Audrey Vanderslice

"Exeter will always live within us."
As class of 2020 president, Audrey Vanderslice ’20 knew she’d be addressing her peers at their June commencement. What neither she nor anyone else anticipated was that she’d be orating from her grandparents’ living room on Cape Cod, backlit by her dad’s bike light, her phone propped on a ladder and a Lion flag pinned to the wall. Nor did she anticipate speaking in the context of what she describes as “a world on fire: a world lit by not only this global pandemic, but racial injustice, widening socioeconomic disparities, a health-care system pushed to the brink, climate change, and countless other domestic and international dilemmas.”

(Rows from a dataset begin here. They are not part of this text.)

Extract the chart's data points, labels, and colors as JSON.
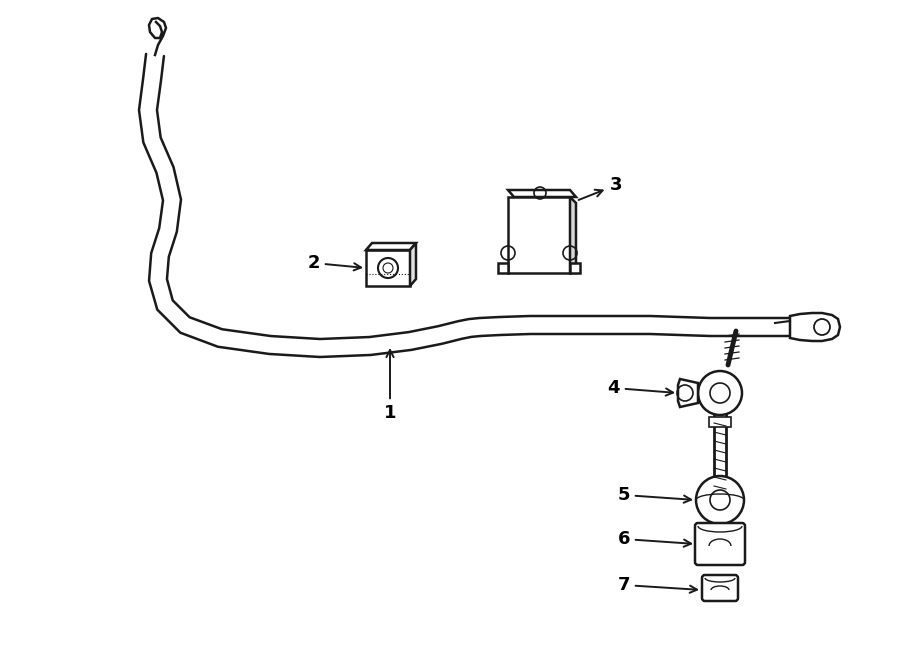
{
  "bg_color": "#ffffff",
  "line_color": "#1a1a1a",
  "lw": 1.8,
  "label_fontsize": 13,
  "figsize": [
    9.0,
    6.61
  ],
  "dpi": 100
}
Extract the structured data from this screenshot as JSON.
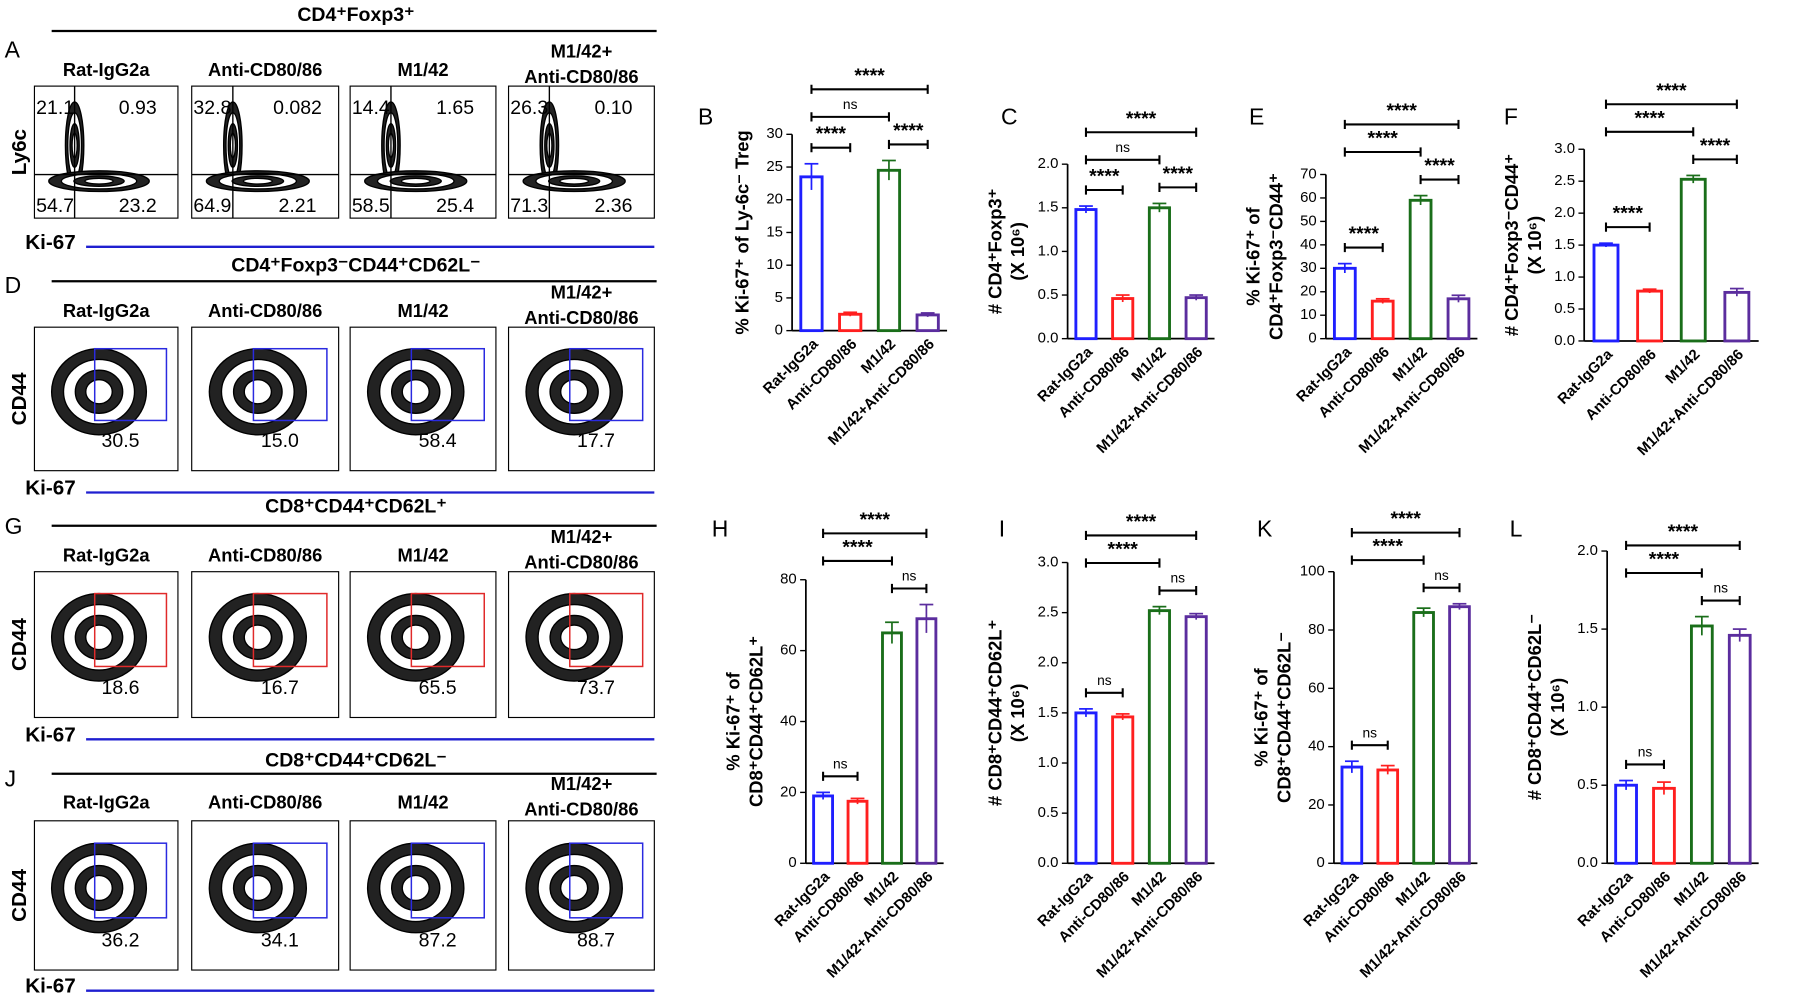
{
  "flow_panels": [
    {
      "letter": "A",
      "title": "CD4⁺Foxp3⁺",
      "y_label": "Ly6c",
      "x_label": "Ki-67",
      "kind": "quadrant",
      "gate_color": "#000000",
      "groups": [
        {
          "label": [
            "Rat-IgG2a"
          ],
          "gates": [
            "21.1",
            "0.93",
            "54.7",
            "23.2"
          ]
        },
        {
          "label": [
            "Anti-CD80/86"
          ],
          "gates": [
            "32.8",
            "0.082",
            "64.9",
            "2.21"
          ]
        },
        {
          "label": [
            "M1/42"
          ],
          "gates": [
            "14.4",
            "1.65",
            "58.5",
            "25.4"
          ]
        },
        {
          "label": [
            "M1/42+",
            "Anti-CD80/86"
          ],
          "gates": [
            "26.3",
            "0.10",
            "71.3",
            "2.36"
          ]
        }
      ]
    },
    {
      "letter": "D",
      "title": "CD4⁺Foxp3⁻CD44⁺CD62L⁻",
      "y_label": "CD44",
      "x_label": "Ki-67",
      "kind": "gate",
      "gate_color": "#2a2ae0",
      "groups": [
        {
          "label": [
            "Rat-IgG2a"
          ],
          "gates": [
            "30.5"
          ]
        },
        {
          "label": [
            "Anti-CD80/86"
          ],
          "gates": [
            "15.0"
          ]
        },
        {
          "label": [
            "M1/42"
          ],
          "gates": [
            "58.4"
          ]
        },
        {
          "label": [
            "M1/42+",
            "Anti-CD80/86"
          ],
          "gates": [
            "17.7"
          ]
        }
      ]
    },
    {
      "letter": "G",
      "title": "CD8⁺CD44⁺CD62L⁺",
      "y_label": "CD44",
      "x_label": "Ki-67",
      "kind": "gate",
      "gate_color": "#e02a2a",
      "groups": [
        {
          "label": [
            "Rat-IgG2a"
          ],
          "gates": [
            "18.6"
          ]
        },
        {
          "label": [
            "Anti-CD80/86"
          ],
          "gates": [
            "16.7"
          ]
        },
        {
          "label": [
            "M1/42"
          ],
          "gates": [
            "65.5"
          ]
        },
        {
          "label": [
            "M1/42+",
            "Anti-CD80/86"
          ],
          "gates": [
            "73.7"
          ]
        }
      ]
    },
    {
      "letter": "J",
      "title": "CD8⁺CD44⁺CD62L⁻",
      "y_label": "CD44",
      "x_label": "Ki-67",
      "kind": "gate",
      "gate_color": "#2a2ae0",
      "groups": [
        {
          "label": [
            "Rat-IgG2a"
          ],
          "gates": [
            "36.2"
          ]
        },
        {
          "label": [
            "Anti-CD80/86"
          ],
          "gates": [
            "34.1"
          ]
        },
        {
          "label": [
            "M1/42"
          ],
          "gates": [
            "87.2"
          ]
        },
        {
          "label": [
            "M1/42+",
            "Anti-CD80/86"
          ],
          "gates": [
            "88.7"
          ]
        }
      ]
    }
  ],
  "chart_data": [
    {
      "type": "bar",
      "label": "B",
      "y_label": [
        "% Ki-67⁺ of Ly-6c⁻ Treg"
      ],
      "categories": [
        "Rat-IgG2a",
        "Anti-CD80/86",
        "M1/42",
        "M1/42+Anti-CD80/86"
      ],
      "colors": [
        "#1f1fff",
        "#ff1f1f",
        "#1a6e1a",
        "#5b2d9e"
      ],
      "values": [
        23.5,
        2.5,
        24.5,
        2.4
      ],
      "errors": [
        2,
        0.3,
        1.5,
        0.3
      ],
      "ylim": [
        0,
        30
      ],
      "yticks": [
        0,
        5,
        10,
        15,
        20,
        25,
        30
      ],
      "comparisons": [
        {
          "groups": [
            0,
            1
          ],
          "label": "****"
        },
        {
          "groups": [
            2,
            3
          ],
          "label": "****"
        },
        {
          "groups": [
            0,
            2
          ],
          "label": "ns"
        },
        {
          "groups": [
            0,
            3
          ],
          "label": "****"
        }
      ]
    },
    {
      "type": "bar",
      "label": "C",
      "y_label": [
        "# CD4⁺Foxp3⁺",
        "(X 10⁶)"
      ],
      "categories": [
        "Rat-IgG2a",
        "Anti-CD80/86",
        "M1/42",
        "M1/42+Anti-CD80/86"
      ],
      "colors": [
        "#1f1fff",
        "#ff1f1f",
        "#1a6e1a",
        "#5b2d9e"
      ],
      "values": [
        1.48,
        0.46,
        1.5,
        0.47
      ],
      "errors": [
        0.04,
        0.04,
        0.05,
        0.03
      ],
      "ylim": [
        0,
        2.0
      ],
      "yticks": [
        {
          "value": 0,
          "label": "0.0"
        },
        0.5,
        {
          "value": 1,
          "label": "1.0"
        },
        1.5,
        {
          "value": 2,
          "label": "2.0"
        }
      ],
      "comparisons": [
        {
          "groups": [
            0,
            1
          ],
          "label": "****"
        },
        {
          "groups": [
            2,
            3
          ],
          "label": "****"
        },
        {
          "groups": [
            0,
            2
          ],
          "label": "ns"
        },
        {
          "groups": [
            0,
            3
          ],
          "label": "****"
        }
      ]
    },
    {
      "type": "bar",
      "label": "E",
      "y_label": [
        "% Ki-67⁺ of",
        "CD4⁺Foxp3⁻CD44⁺"
      ],
      "categories": [
        "Rat-IgG2a",
        "Anti-CD80/86",
        "M1/42",
        "M1/42+Anti-CD80/86"
      ],
      "colors": [
        "#1f1fff",
        "#ff1f1f",
        "#1a6e1a",
        "#5b2d9e"
      ],
      "values": [
        30,
        16,
        59,
        17
      ],
      "errors": [
        2,
        1,
        2,
        1.5
      ],
      "ylim": [
        0,
        70
      ],
      "yticks": [
        0,
        10,
        20,
        30,
        40,
        50,
        60,
        70
      ],
      "comparisons": [
        {
          "groups": [
            0,
            1
          ],
          "label": "****"
        },
        {
          "groups": [
            2,
            3
          ],
          "label": "****"
        },
        {
          "groups": [
            0,
            2
          ],
          "label": "****"
        },
        {
          "groups": [
            0,
            3
          ],
          "label": "****"
        }
      ]
    },
    {
      "type": "bar",
      "label": "F",
      "y_label": [
        "# CD4⁺Foxp3⁻CD44⁺",
        "(X 10⁶)"
      ],
      "categories": [
        "Rat-IgG2a",
        "Anti-CD80/86",
        "M1/42",
        "M1/42+Anti-CD80/86"
      ],
      "colors": [
        "#1f1fff",
        "#ff1f1f",
        "#1a6e1a",
        "#5b2d9e"
      ],
      "values": [
        1.5,
        0.78,
        2.53,
        0.76
      ],
      "errors": [
        0.03,
        0.03,
        0.06,
        0.06
      ],
      "ylim": [
        0,
        3.0
      ],
      "yticks": [
        {
          "value": 0,
          "label": "0.0"
        },
        0.5,
        {
          "value": 1,
          "label": "1.0"
        },
        1.5,
        {
          "value": 2,
          "label": "2.0"
        },
        2.5,
        {
          "value": 3,
          "label": "3.0"
        }
      ],
      "comparisons": [
        {
          "groups": [
            0,
            1
          ],
          "label": "****"
        },
        {
          "groups": [
            2,
            3
          ],
          "label": "****"
        },
        {
          "groups": [
            0,
            2
          ],
          "label": "****"
        },
        {
          "groups": [
            0,
            3
          ],
          "label": "****"
        }
      ]
    },
    {
      "type": "bar",
      "label": "H",
      "y_label": [
        "% Ki-67⁺ of",
        "CD8⁺CD44⁺CD62L⁺"
      ],
      "categories": [
        "Rat-IgG2a",
        "Anti-CD80/86",
        "M1/42",
        "M1/42+Anti-CD80/86"
      ],
      "colors": [
        "#1f1fff",
        "#ff1f1f",
        "#1a6e1a",
        "#5b2d9e"
      ],
      "values": [
        19,
        17.5,
        65,
        69
      ],
      "errors": [
        1,
        0.8,
        3,
        4
      ],
      "ylim": [
        0,
        80
      ],
      "yticks": [
        0,
        20,
        40,
        60,
        80
      ],
      "comparisons": [
        {
          "groups": [
            0,
            1
          ],
          "label": "ns"
        },
        {
          "groups": [
            2,
            3
          ],
          "label": "ns"
        },
        {
          "groups": [
            0,
            2
          ],
          "label": "****"
        },
        {
          "groups": [
            0,
            3
          ],
          "label": "****"
        }
      ]
    },
    {
      "type": "bar",
      "label": "I",
      "y_label": [
        "# CD8⁺CD44⁺CD62L⁺",
        "(X 10⁶)"
      ],
      "categories": [
        "Rat-IgG2a",
        "Anti-CD80/86",
        "M1/42",
        "M1/42+Anti-CD80/86"
      ],
      "colors": [
        "#1f1fff",
        "#ff1f1f",
        "#1a6e1a",
        "#5b2d9e"
      ],
      "values": [
        1.5,
        1.46,
        2.52,
        2.46
      ],
      "errors": [
        0.04,
        0.03,
        0.04,
        0.03
      ],
      "ylim": [
        0,
        3.0
      ],
      "yticks": [
        {
          "value": 0,
          "label": "0.0"
        },
        0.5,
        {
          "value": 1,
          "label": "1.0"
        },
        1.5,
        {
          "value": 2,
          "label": "2.0"
        },
        2.5,
        {
          "value": 3,
          "label": "3.0"
        }
      ],
      "comparisons": [
        {
          "groups": [
            0,
            1
          ],
          "label": "ns"
        },
        {
          "groups": [
            2,
            3
          ],
          "label": "ns"
        },
        {
          "groups": [
            0,
            2
          ],
          "label": "****"
        },
        {
          "groups": [
            0,
            3
          ],
          "label": "****"
        }
      ]
    },
    {
      "type": "bar",
      "label": "K",
      "y_label": [
        "% Ki-67⁺ of",
        "CD8⁺CD44⁺CD62L⁻"
      ],
      "categories": [
        "Rat-IgG2a",
        "Anti-CD80/86",
        "M1/42",
        "M1/42+Anti-CD80/86"
      ],
      "colors": [
        "#1f1fff",
        "#ff1f1f",
        "#1a6e1a",
        "#5b2d9e"
      ],
      "values": [
        33,
        32,
        86,
        88
      ],
      "errors": [
        2,
        1.5,
        1.5,
        1
      ],
      "ylim": [
        0,
        100
      ],
      "yticks": [
        0,
        20,
        40,
        60,
        80,
        100
      ],
      "comparisons": [
        {
          "groups": [
            0,
            1
          ],
          "label": "ns"
        },
        {
          "groups": [
            2,
            3
          ],
          "label": "ns"
        },
        {
          "groups": [
            0,
            2
          ],
          "label": "****"
        },
        {
          "groups": [
            0,
            3
          ],
          "label": "****"
        }
      ]
    },
    {
      "type": "bar",
      "label": "L",
      "y_label": [
        "# CD8⁺CD44⁺CD62L⁻",
        "(X 10⁶)"
      ],
      "categories": [
        "Rat-IgG2a",
        "Anti-CD80/86",
        "M1/42",
        "M1/42+Anti-CD80/86"
      ],
      "colors": [
        "#1f1fff",
        "#ff1f1f",
        "#1a6e1a",
        "#5b2d9e"
      ],
      "values": [
        0.5,
        0.48,
        1.52,
        1.46
      ],
      "errors": [
        0.03,
        0.04,
        0.06,
        0.04
      ],
      "ylim": [
        0,
        2.0
      ],
      "yticks": [
        {
          "value": 0,
          "label": "0.0"
        },
        0.5,
        {
          "value": 1,
          "label": "1.0"
        },
        1.5,
        {
          "value": 2,
          "label": "2.0"
        }
      ],
      "comparisons": [
        {
          "groups": [
            0,
            1
          ],
          "label": "ns"
        },
        {
          "groups": [
            2,
            3
          ],
          "label": "ns"
        },
        {
          "groups": [
            0,
            2
          ],
          "label": "****"
        },
        {
          "groups": [
            0,
            3
          ],
          "label": "****"
        }
      ]
    }
  ]
}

It’s a dystopian picture, but Vanderslice defies despair. She focuses not on the negative, nor on her own accomplishments, but on collective successes. “I’ve never been prouder to be a member of Exeter’s class of 2020 than this spring,” she said in her commencement address. “Seeing everything my classmates accomplished [after being sent home] … was the perfect culmination of everything I’ve always loved and admired about this uniquely talented, brilliant and compassionate group.” She praises those classmates staffing food pantries, making masks and protesting the deaths of Black people at the hands of police. She extols classmates’ Instagram-documented, quarantine-era projects in painting, writing and cuisine, which, she says, “bring so much light to students’ days and ensure we stay connected from afar.” For her part, Vanderslice was a voting board member of the Exeter Relief Fund, which as of July 1 had distributed almost $7,500 to PEA students and families experiencing COVID-19-related financial struggles.
Vanderslice is impressed but unsurprised by her peers’ engagement. Exeter is “an academic and social community unlike any other,” she says, built on “discourse, relentless rigor, selfless collaboration and profound affection.” PEA graduates are equipped “not simply to defend ourselves against whatever life throws our way, but to positively change the new communities of which we will now become a part.”